KPMG survey shows fuel efficiency number one priority

Cost conscious consumers are driving car manufacturers to focus on smaller engines and cleaner, more efficient vehicles, according to KPMG International’s 2014 Global Automotive Executive Survey.

The downsizing of engines, driven by consumer cutbacks, is one of several significant influences shaping the global automotive sector.
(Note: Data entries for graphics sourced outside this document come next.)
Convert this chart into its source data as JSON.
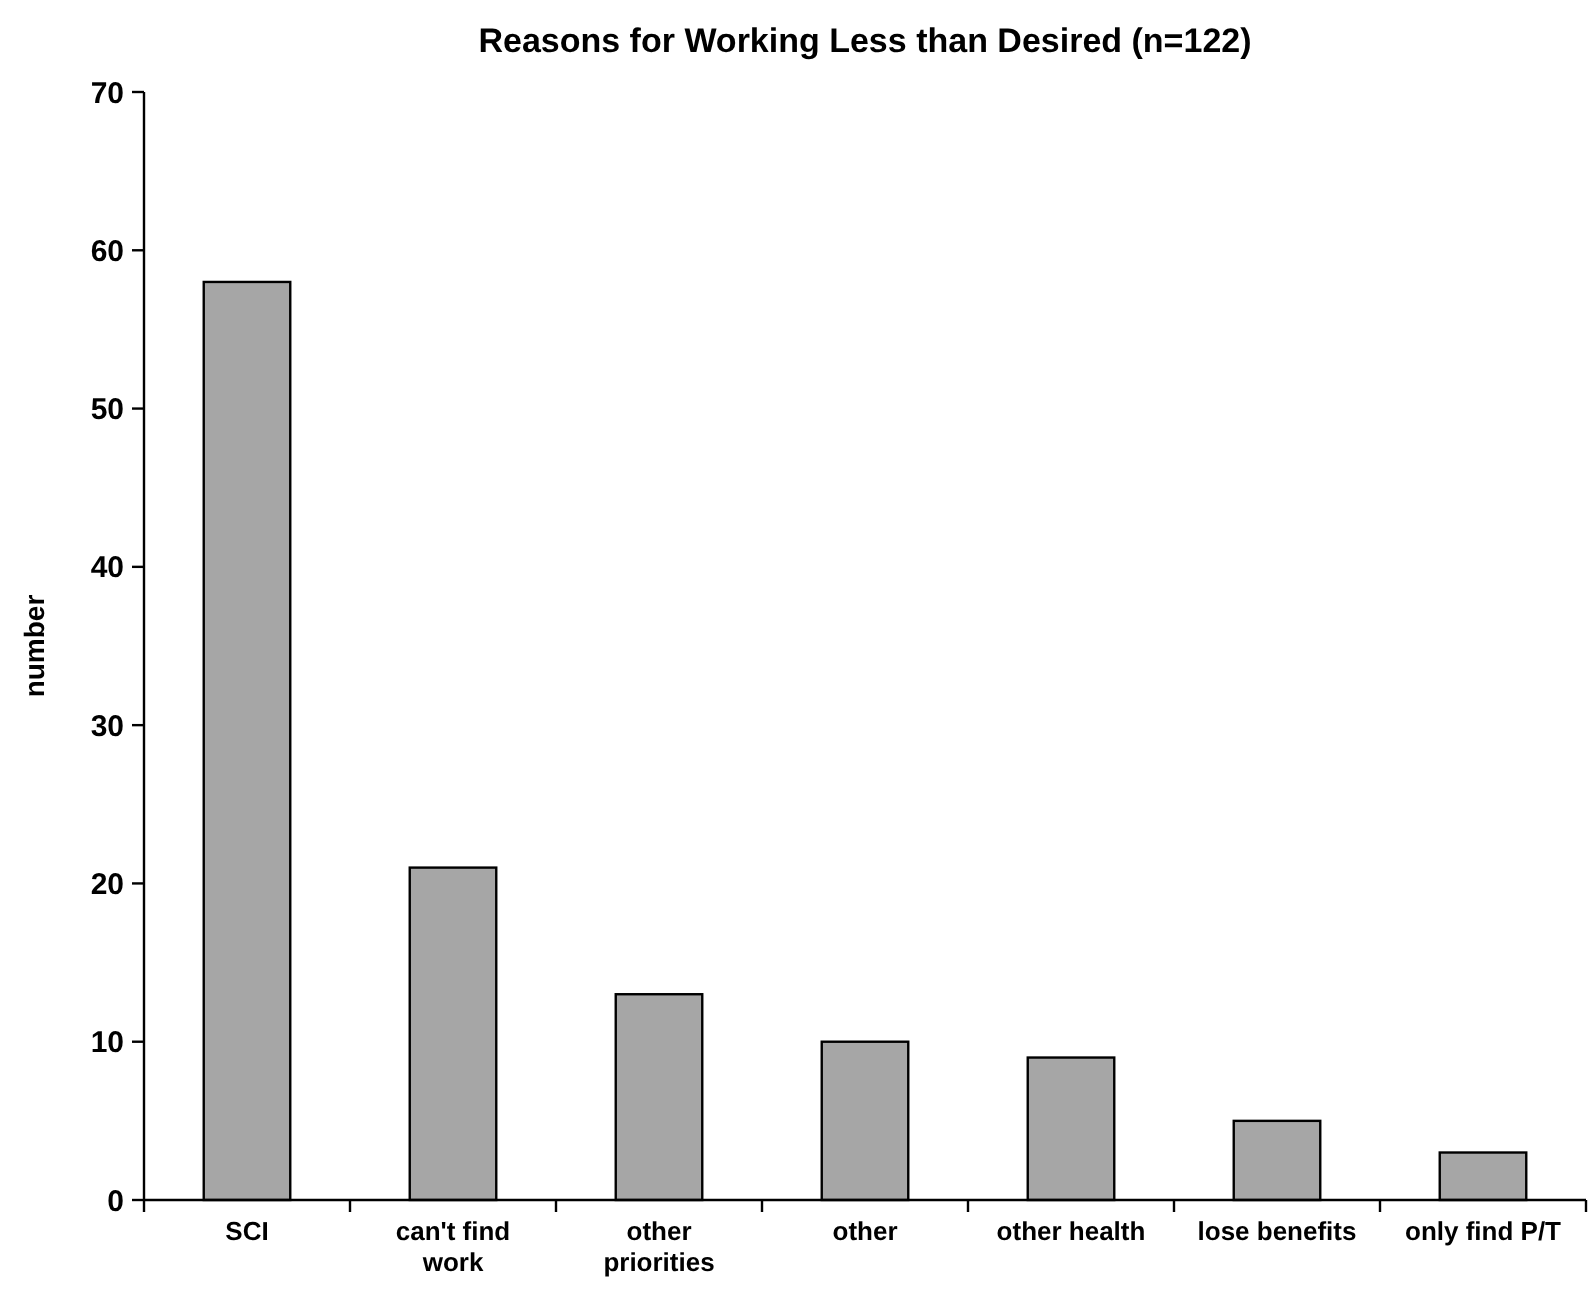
{
  "chart_data": {
    "type": "bar",
    "title": "Reasons for Working Less than Desired (n=122)",
    "ylabel": "number",
    "categories": [
      "SCI",
      "can't find work",
      "other priorities",
      "other",
      "other health",
      "lose benefits",
      "only find P/T"
    ],
    "values": [
      58,
      21,
      13,
      10,
      9,
      5,
      3
    ],
    "color": "#a6a6a6",
    "ylim": [
      0,
      70
    ],
    "yticks": [
      0,
      10,
      20,
      30,
      40,
      50,
      60,
      70
    ],
    "grid": false
  }
}
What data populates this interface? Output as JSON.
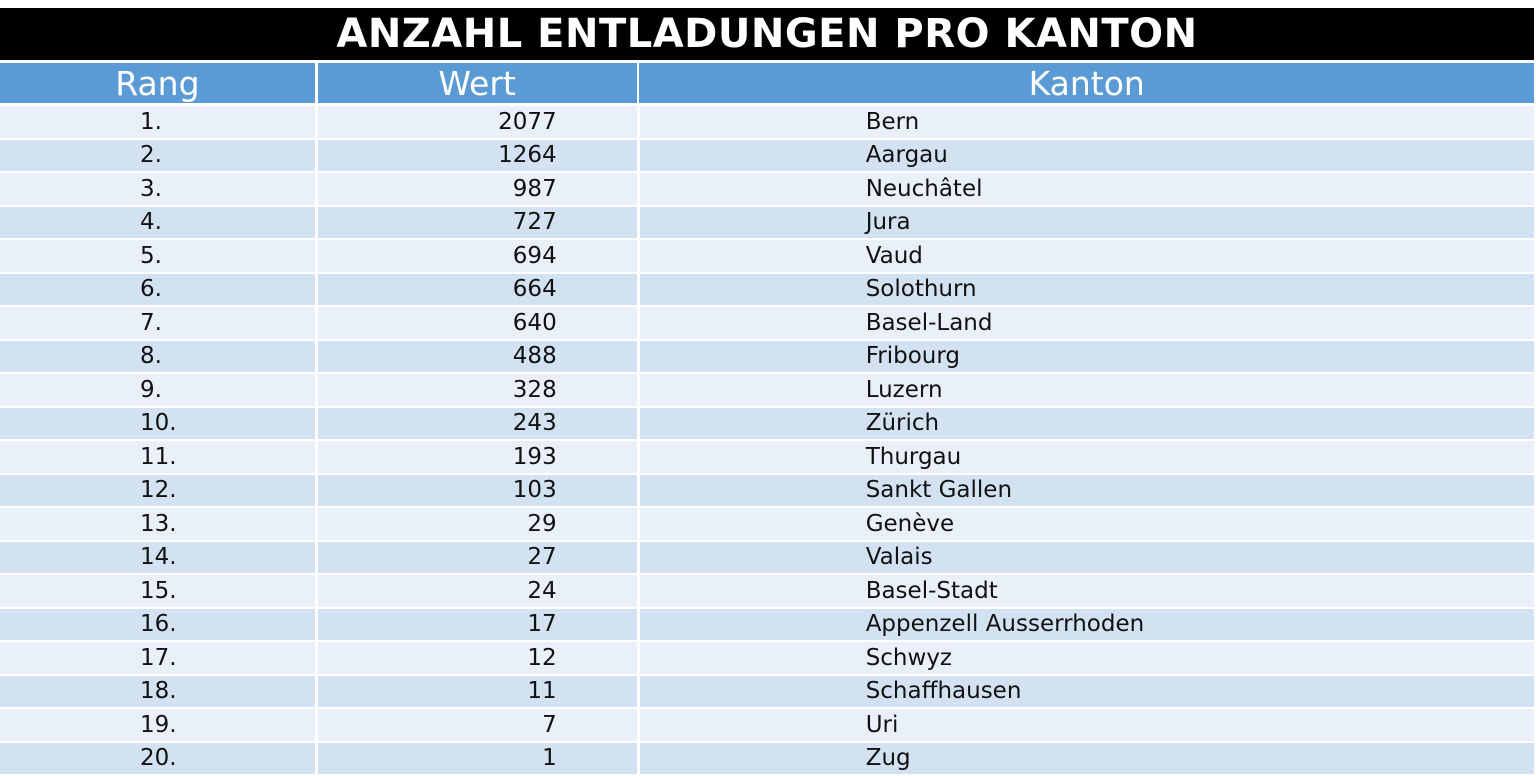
{
  "title": "ANZAHL ENTLADUNGEN PRO KANTON",
  "columns": {
    "rang": "Rang",
    "wert": "Wert",
    "kanton": "Kanton"
  },
  "rows": [
    {
      "rang": "1.",
      "wert": "2077",
      "kanton": "Bern"
    },
    {
      "rang": "2.",
      "wert": "1264",
      "kanton": "Aargau"
    },
    {
      "rang": "3.",
      "wert": "987",
      "kanton": "Neuchâtel"
    },
    {
      "rang": "4.",
      "wert": "727",
      "kanton": "Jura"
    },
    {
      "rang": "5.",
      "wert": "694",
      "kanton": "Vaud"
    },
    {
      "rang": "6.",
      "wert": "664",
      "kanton": "Solothurn"
    },
    {
      "rang": "7.",
      "wert": "640",
      "kanton": "Basel-Land"
    },
    {
      "rang": "8.",
      "wert": "488",
      "kanton": "Fribourg"
    },
    {
      "rang": "9.",
      "wert": "328",
      "kanton": "Luzern"
    },
    {
      "rang": "10.",
      "wert": "243",
      "kanton": "Zürich"
    },
    {
      "rang": "11.",
      "wert": "193",
      "kanton": "Thurgau"
    },
    {
      "rang": "12.",
      "wert": "103",
      "kanton": "Sankt Gallen"
    },
    {
      "rang": "13.",
      "wert": "29",
      "kanton": "Genève"
    },
    {
      "rang": "14.",
      "wert": "27",
      "kanton": "Valais"
    },
    {
      "rang": "15.",
      "wert": "24",
      "kanton": "Basel-Stadt"
    },
    {
      "rang": "16.",
      "wert": "17",
      "kanton": "Appenzell Ausserrhoden"
    },
    {
      "rang": "17.",
      "wert": "12",
      "kanton": "Schwyz"
    },
    {
      "rang": "18.",
      "wert": "11",
      "kanton": "Schaffhausen"
    },
    {
      "rang": "19.",
      "wert": "7",
      "kanton": "Uri"
    },
    {
      "rang": "20.",
      "wert": "1",
      "kanton": "Zug"
    }
  ],
  "colors": {
    "title_bg": "#000000",
    "header_bg": "#5b9bd5",
    "row_light": "#e9f0f9",
    "row_dark": "#d3e2f2"
  }
}
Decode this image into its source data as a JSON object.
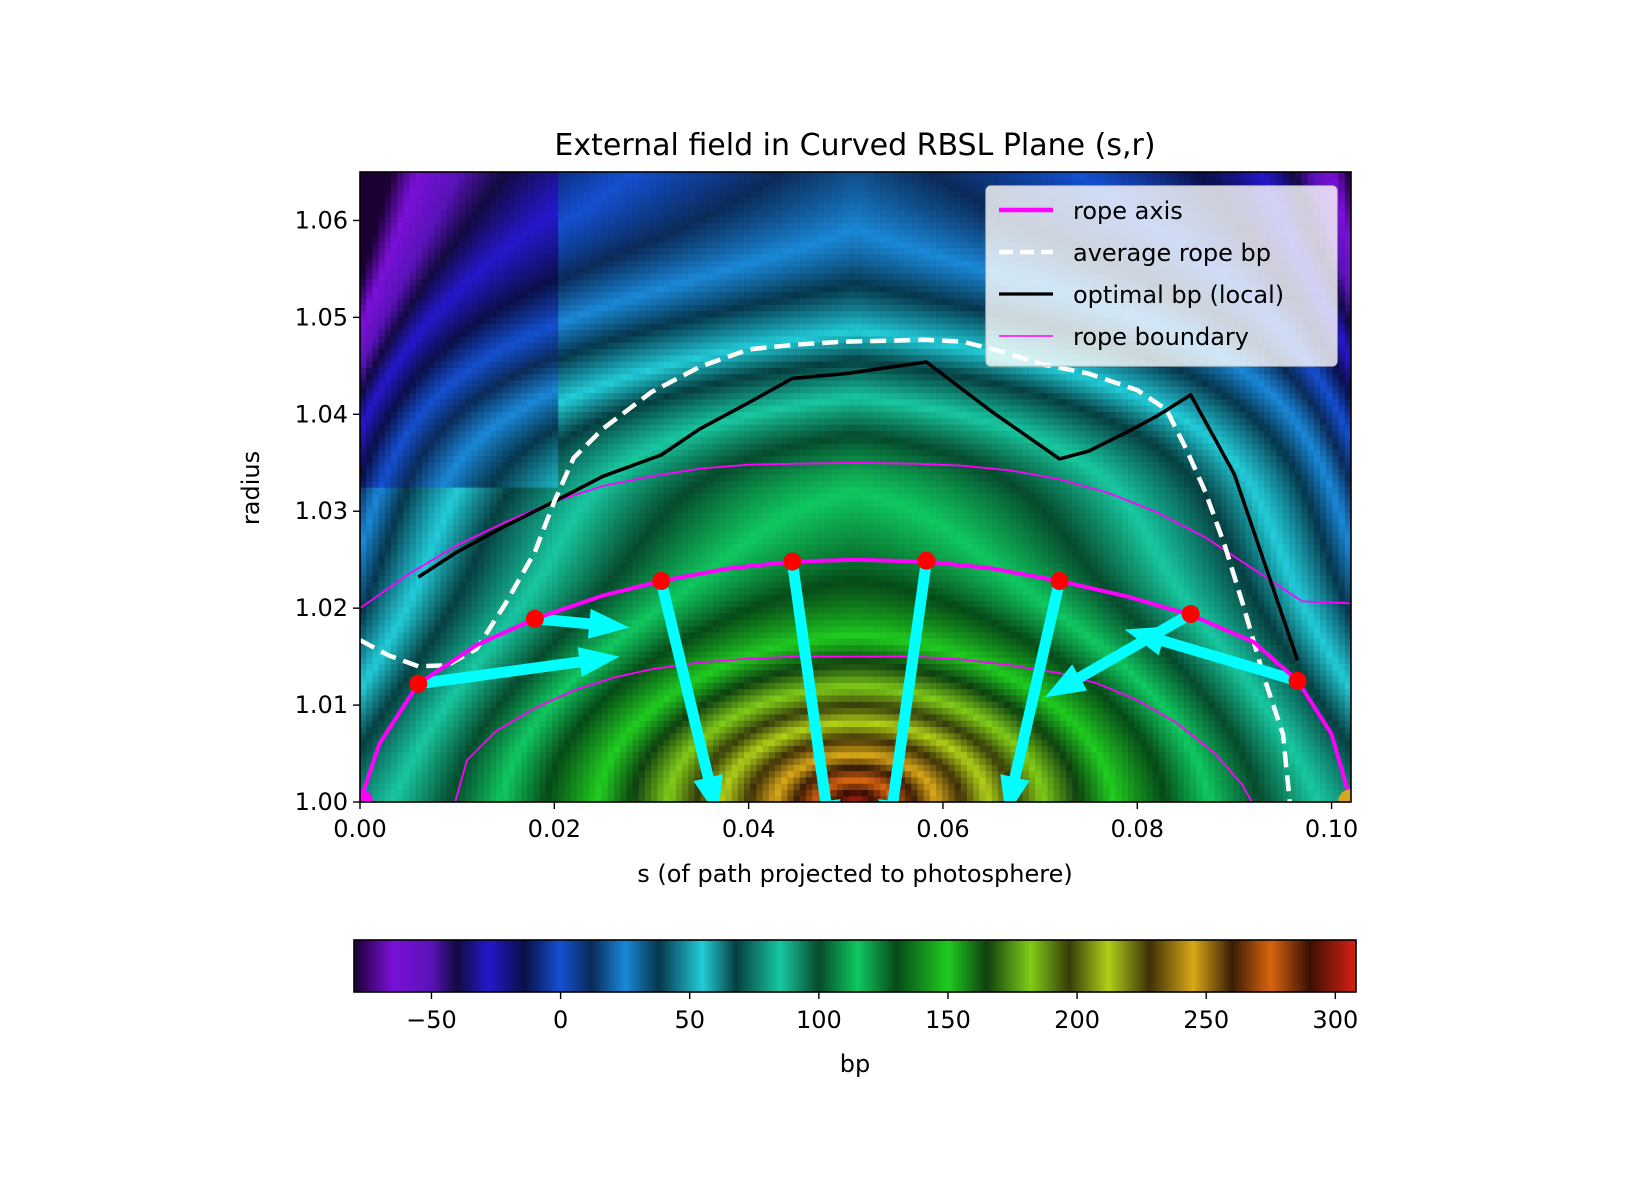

Automakers are undergoing changes on many other fronts: fuel efficiency being the number one priority for cash-strapped consumers, the rise in popularity of hybrid cars in the e-vehicle race, the continued emphasis of mobility solutions and technology as critical to original equipment manufacturer survival in the automotive value chain, and the increasing power of Brazil, Russia, India and China.

“Continuing consumer concern with fuel efficiency and pollution is urging automakers to focus on plug-in hybrid engines for the near future,” said John Leech, KPMG’s UK head of automotive.

“Since the development of e-vehicle technology takes time, in parallel, automakers are also maintaining a strong grasp on downsizing the internal combustion engine, which is expected to deliver substantial improvement in fuel efficiency during this decade.”

Ninety-two percent of respondents say that fuel efficiency for cost reasons is the primary factor in vehicle purchasing decisions, as consumers vote with their wallets in the face of fast-increasing prices at the petrol pump; the same consensus as the KPMG 2013 global auto survey. Enhanced vehicle lifespan has risen in importance for the third consecutive year, with 70 percent of respondents citing this factor as influential.

Environmental concerns such as reducing CO2 emissions are still important to the consumer, but slipped from second place in the KPMG 2012 global auto survey to fifth this year.

Consumer preferences for alternative fuel technologies have taken a lower priority in the quest to economise. Fewer than half of respondents feel that this factor is critical to buyers. Furthermore, more than seven out of ten say state-subsidies for e-car sales are key to further expansion.

Plug-in vehicles are expected to attract the greatest demand of any e-vehicle, for North American, (western) European and Japanese and the BRIC markets. Fuel cell vehicles are also experiencing a rise in popularity with 69 percent of respondents considering this technology as critical to future growth by the end of the next decade.